San Clemente City Council members Tuesday did away with the city’s code of ethics — which had been in place for more than a decade – in response to a spate of ethics complaints filed against city officials in the run-up to last year’s election.

The ethics code included a policy for elected officials passed in 2004; and one for employees passed in 2006. It allowed any person to file a complaint with the city on issues ranging from conflicts of interest to inappropriate uses of city resources.

Once a complaint was filed, the policy required the city clerk to put it on the next city council meeting agenda. If council members determined that a violation occurred, they’d appoint an independent hearing officer, who had subpoena power, to conduct an investigation.

Supporters of the policy say it created an important avenue for residents to directly and publicly confront officials about alleged violations. Its detractors say it was vague, confusing and put council members in the awkward position of investigating themselves.

Council members voted 4-0, with councilman Chris Hamm absent, to repeal the policy in its entirety and replace it with a webpage explaining the role of local and state law enforcement in pursuing ethics violations, and instructions on how to file a complaint.

Councilman Tim Brown, who proposed the repeal, said the lack of clarity about the policy has created more problems than it has solved. “It’s such a cause of dissent, and it’s so vague that it…erodes the public trust, by constantly having ethics complaints,” Brown said.

Overhauling the policy, which is not up-to-date with state ethics laws, would cost at least $20,000, according to an estimate by City Attorney Scott Smith.

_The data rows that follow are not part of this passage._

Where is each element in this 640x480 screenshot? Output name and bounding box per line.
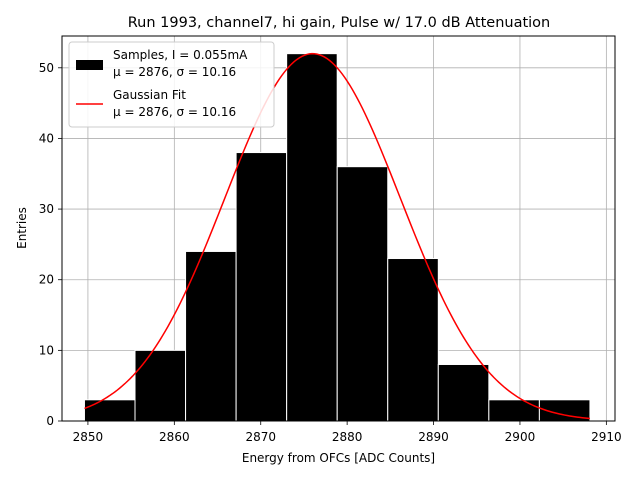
x-tick-label: 2850	[73, 430, 104, 444]
gaussian-fit-curve	[84, 52, 591, 420]
histogram-bar	[387, 258, 439, 422]
x-tick-label: 2910	[591, 430, 622, 444]
y-tick-label: 50	[39, 61, 54, 75]
y-tick-label: 20	[39, 273, 54, 287]
y-tick-label: 0	[46, 414, 54, 428]
legend: Samples, I = 0.055mA μ = 2876, σ = 10.16…	[68, 41, 275, 128]
y-tick-label: 30	[39, 202, 54, 216]
histogram-bar	[488, 399, 540, 422]
histogram-bar	[286, 53, 338, 422]
x-tick-label: 2890	[418, 430, 449, 444]
chart-title: Run 1993, channel7, hi gain, Pulse w/ 17…	[128, 15, 551, 31]
legend-stats-fit: μ = 2876, σ = 10.16	[113, 105, 236, 119]
histogram-bar	[437, 363, 490, 422]
legend-stats-samples: μ = 2876, σ = 10.16	[113, 65, 236, 79]
x-tick-label: 2860	[159, 430, 190, 444]
axes-frame	[61, 35, 616, 422]
x-tick-label: 2870	[245, 430, 276, 444]
y-tick-label: 10	[39, 343, 54, 357]
legend-label-samples: Samples, I = 0.055mA	[113, 48, 248, 62]
x-axis-ticks: 2850 2860 2870 2880 2890 2900 2910	[73, 421, 622, 444]
legend-box	[68, 41, 275, 128]
x-tick-label: 2900	[505, 430, 536, 444]
legend-label-fit: Gaussian Fit	[113, 88, 186, 102]
histogram-bar	[134, 349, 187, 422]
legend-swatch-samples	[76, 60, 103, 70]
histogram-bar	[235, 152, 288, 422]
histogram-bar	[336, 166, 389, 422]
y-axis-label: Entries	[15, 207, 29, 249]
histogram-bar	[83, 399, 136, 422]
x-axis-label: Energy from OFCs [ADC Counts]	[242, 451, 435, 465]
y-tick-label: 40	[39, 131, 54, 145]
histogram-bars	[83, 53, 591, 422]
y-axis-ticks: 0 10 20 30 40 50	[39, 61, 62, 428]
x-tick-label: 2880	[332, 430, 363, 444]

“We’re talking about more legal bills to have to bring our codes up to current standards, versus…removing ourselves from being…in the middle of someone making a complaint about us,” said Councilman Steven Swartz. “It seems like we [should] take ourselves out of the formula.”

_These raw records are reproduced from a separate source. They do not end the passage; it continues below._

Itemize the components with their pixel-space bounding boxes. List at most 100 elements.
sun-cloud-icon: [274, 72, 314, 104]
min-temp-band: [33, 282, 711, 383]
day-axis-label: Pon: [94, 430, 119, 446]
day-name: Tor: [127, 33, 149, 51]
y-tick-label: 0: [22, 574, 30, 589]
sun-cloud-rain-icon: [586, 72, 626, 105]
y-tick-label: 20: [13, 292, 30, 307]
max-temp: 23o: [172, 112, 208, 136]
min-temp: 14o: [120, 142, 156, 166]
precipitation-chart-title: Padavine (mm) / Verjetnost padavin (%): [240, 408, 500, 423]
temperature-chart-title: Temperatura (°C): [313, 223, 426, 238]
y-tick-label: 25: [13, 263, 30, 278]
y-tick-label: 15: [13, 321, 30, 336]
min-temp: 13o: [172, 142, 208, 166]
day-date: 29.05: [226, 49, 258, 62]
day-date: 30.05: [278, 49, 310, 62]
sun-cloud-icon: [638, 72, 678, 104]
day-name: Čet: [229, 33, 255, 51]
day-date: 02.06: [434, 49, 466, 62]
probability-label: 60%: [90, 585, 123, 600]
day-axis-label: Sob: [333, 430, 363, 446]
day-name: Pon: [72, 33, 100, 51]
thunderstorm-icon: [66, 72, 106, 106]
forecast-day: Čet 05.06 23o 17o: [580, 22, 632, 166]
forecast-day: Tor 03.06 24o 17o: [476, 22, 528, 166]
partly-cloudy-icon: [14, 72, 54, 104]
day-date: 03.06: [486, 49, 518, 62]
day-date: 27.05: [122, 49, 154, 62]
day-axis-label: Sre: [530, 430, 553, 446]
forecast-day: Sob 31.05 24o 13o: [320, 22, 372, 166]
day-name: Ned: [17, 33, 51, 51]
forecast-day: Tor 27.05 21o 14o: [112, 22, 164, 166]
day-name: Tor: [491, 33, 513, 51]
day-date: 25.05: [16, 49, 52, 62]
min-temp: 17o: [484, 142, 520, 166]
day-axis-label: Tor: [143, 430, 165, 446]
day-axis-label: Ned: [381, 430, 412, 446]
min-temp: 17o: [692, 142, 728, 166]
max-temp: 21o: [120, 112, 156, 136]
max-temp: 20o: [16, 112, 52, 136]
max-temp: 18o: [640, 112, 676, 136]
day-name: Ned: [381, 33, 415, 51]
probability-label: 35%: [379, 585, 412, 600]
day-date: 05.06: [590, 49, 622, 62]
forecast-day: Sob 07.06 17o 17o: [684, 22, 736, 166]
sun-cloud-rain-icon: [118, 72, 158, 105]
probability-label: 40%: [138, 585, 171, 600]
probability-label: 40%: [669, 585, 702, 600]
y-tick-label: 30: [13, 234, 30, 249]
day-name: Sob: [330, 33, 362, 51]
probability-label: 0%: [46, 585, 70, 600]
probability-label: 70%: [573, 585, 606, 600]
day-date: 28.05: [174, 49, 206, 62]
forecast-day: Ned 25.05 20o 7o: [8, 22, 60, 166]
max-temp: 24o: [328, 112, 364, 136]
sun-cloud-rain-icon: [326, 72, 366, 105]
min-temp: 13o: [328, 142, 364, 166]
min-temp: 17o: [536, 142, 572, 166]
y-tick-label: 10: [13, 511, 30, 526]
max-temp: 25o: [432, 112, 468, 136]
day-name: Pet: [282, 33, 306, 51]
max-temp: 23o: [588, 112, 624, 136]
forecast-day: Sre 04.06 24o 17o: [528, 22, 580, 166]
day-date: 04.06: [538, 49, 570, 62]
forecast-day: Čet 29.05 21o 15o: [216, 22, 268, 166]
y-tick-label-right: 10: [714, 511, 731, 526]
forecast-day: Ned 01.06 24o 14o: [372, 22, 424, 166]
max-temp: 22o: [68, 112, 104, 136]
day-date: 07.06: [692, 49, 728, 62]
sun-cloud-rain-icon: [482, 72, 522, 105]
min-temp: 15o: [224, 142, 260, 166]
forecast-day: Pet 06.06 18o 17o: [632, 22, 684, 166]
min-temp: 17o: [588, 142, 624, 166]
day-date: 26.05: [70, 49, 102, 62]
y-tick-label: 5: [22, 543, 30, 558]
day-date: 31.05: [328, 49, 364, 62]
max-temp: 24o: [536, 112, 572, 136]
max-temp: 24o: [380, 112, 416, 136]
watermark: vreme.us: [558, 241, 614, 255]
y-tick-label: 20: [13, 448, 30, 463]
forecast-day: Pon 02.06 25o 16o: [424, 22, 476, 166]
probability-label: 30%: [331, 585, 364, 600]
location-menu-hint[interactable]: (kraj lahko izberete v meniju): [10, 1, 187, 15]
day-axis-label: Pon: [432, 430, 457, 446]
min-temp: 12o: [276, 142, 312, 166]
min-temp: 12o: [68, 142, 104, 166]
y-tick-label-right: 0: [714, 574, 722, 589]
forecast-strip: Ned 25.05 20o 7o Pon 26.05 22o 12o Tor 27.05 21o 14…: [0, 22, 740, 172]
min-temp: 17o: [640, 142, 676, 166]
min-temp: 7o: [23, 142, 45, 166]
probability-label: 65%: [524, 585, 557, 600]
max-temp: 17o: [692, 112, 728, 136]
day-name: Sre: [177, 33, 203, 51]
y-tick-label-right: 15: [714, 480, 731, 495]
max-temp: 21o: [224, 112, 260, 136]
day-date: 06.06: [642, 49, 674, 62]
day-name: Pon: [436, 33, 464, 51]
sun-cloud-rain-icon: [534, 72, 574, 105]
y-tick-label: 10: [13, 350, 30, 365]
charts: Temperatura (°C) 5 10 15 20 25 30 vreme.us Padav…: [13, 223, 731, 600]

Meanwhile, Jim Bieber, a resident and communications consultant involved in some of the complaints, said Tuesday’s action showed that council members don’t want to be held accountable.

“[The policy] provided great transparency in that it allowed the public to see their elected officials on display,” Bieber said. “Their solution for how to deal with ethics complaints is to abolish the public’s ability to file them.”

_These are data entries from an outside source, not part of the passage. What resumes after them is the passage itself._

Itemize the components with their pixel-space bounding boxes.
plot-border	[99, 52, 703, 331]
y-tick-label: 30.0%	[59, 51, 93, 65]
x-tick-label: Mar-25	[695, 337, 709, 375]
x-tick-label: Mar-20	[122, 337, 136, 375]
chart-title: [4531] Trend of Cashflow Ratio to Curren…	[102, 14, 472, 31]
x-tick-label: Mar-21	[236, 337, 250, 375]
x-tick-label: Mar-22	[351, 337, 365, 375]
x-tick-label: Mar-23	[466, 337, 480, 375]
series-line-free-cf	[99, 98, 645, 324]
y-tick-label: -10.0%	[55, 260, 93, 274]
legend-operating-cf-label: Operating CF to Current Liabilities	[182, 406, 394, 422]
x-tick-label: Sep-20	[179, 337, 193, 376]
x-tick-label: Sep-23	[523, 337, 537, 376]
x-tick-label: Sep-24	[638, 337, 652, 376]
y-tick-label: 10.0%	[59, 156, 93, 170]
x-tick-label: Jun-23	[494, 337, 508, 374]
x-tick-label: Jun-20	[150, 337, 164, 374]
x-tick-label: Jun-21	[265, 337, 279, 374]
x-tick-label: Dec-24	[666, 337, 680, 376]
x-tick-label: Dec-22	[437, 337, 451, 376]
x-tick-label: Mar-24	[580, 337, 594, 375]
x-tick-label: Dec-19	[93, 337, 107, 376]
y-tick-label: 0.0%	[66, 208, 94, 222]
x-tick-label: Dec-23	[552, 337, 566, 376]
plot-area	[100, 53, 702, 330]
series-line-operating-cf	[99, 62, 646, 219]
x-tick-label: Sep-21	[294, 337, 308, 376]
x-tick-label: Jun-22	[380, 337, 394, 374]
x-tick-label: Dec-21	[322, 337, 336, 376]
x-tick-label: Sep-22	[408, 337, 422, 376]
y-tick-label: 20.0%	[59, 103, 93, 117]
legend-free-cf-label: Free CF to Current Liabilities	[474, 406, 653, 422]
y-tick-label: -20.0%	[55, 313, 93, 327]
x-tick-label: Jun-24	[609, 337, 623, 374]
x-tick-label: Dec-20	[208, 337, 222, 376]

The ethics policy had never seen so much action as it did in 2016, when council members were forced to publicly discuss four complaints, including one that accused Mayor Kathy Ward of misusing city resources.

According to the complaint, Ward used city staff, including City Manager James Makshanoff, to help her write an editorial for the San Clemente Times that criticized a group of residents gathering signatures for a petition to move the city to by-district elections.

Ken Royal, the pro-districting advocate who filed the complaint, argued Ward used city resources for political purposes, to oppose the districting effort.

“Ward used taxpayers’ dollars and city staff as her own personal political consultants to smear members of the public and their campaign efforts in support of a ballot measure to create district voting,” the complaint states.

Per the city’s policy, the complaint was put on the July 5, 2016 meeting agenda and Ward’s colleagues were tasked with determining whether to call for a formal investigation into the incident.

At the hearing, Ward denied violating the ethics ordinance and council members opted not to pursue the matter.

Bieber later filed a complaint about the incident to the state Fair Political Practices Commission (FPPC), but the complaint was rejected, according to FPPC spokesman Jay Wierenga.

Smith, a contract city attorney with Best, Best, & Krieger who has represented the city for the past two years, said when the first complaint was filed last year, both he and City Clerk Joanne Baade were unsure how to handle it.

The policy does not prescribe any consequences or recourse for ethics violations, and does not specify any budget or timeline for investigations.

Several aspects of the policy are vague and “totally redundant” with existing state law and separate city policies and procedures negotiated with the city employees’ union, Smith said.

For example, the code of ethics requires that complainants’ names be kept confidential, but the city’s personnel rules give employees the right to confront their accuser.

The county district attorney and state attorney general, along with the FPPC, already have jurisdiction over ethics violations.

The requirement that complaints be immediately placed on the next council meeting also created problems with the state’s open meetings law, which requires agendas to be posted 72 hours in advance, Smith said.

“If [the complaint] is filed the day or weekend before, how do we do that and comply with state law?” he said.

Moreover, the fact that the council would be tasked with reviewing ethics complaints made by its members is “odd, if you think about it,” Smith told council members.

Bieber agreed that the policy was flawed, but that in losing its ethics policy, the city lost an important public exercise.

“From the four complaints that came in, they just could not bring themselves to bring in someone independent of themselves to look at it,” Bieber said. “That kind of speaks to the character of your elected official…whether they’re gutsy enough to hold their colleagues accountable.”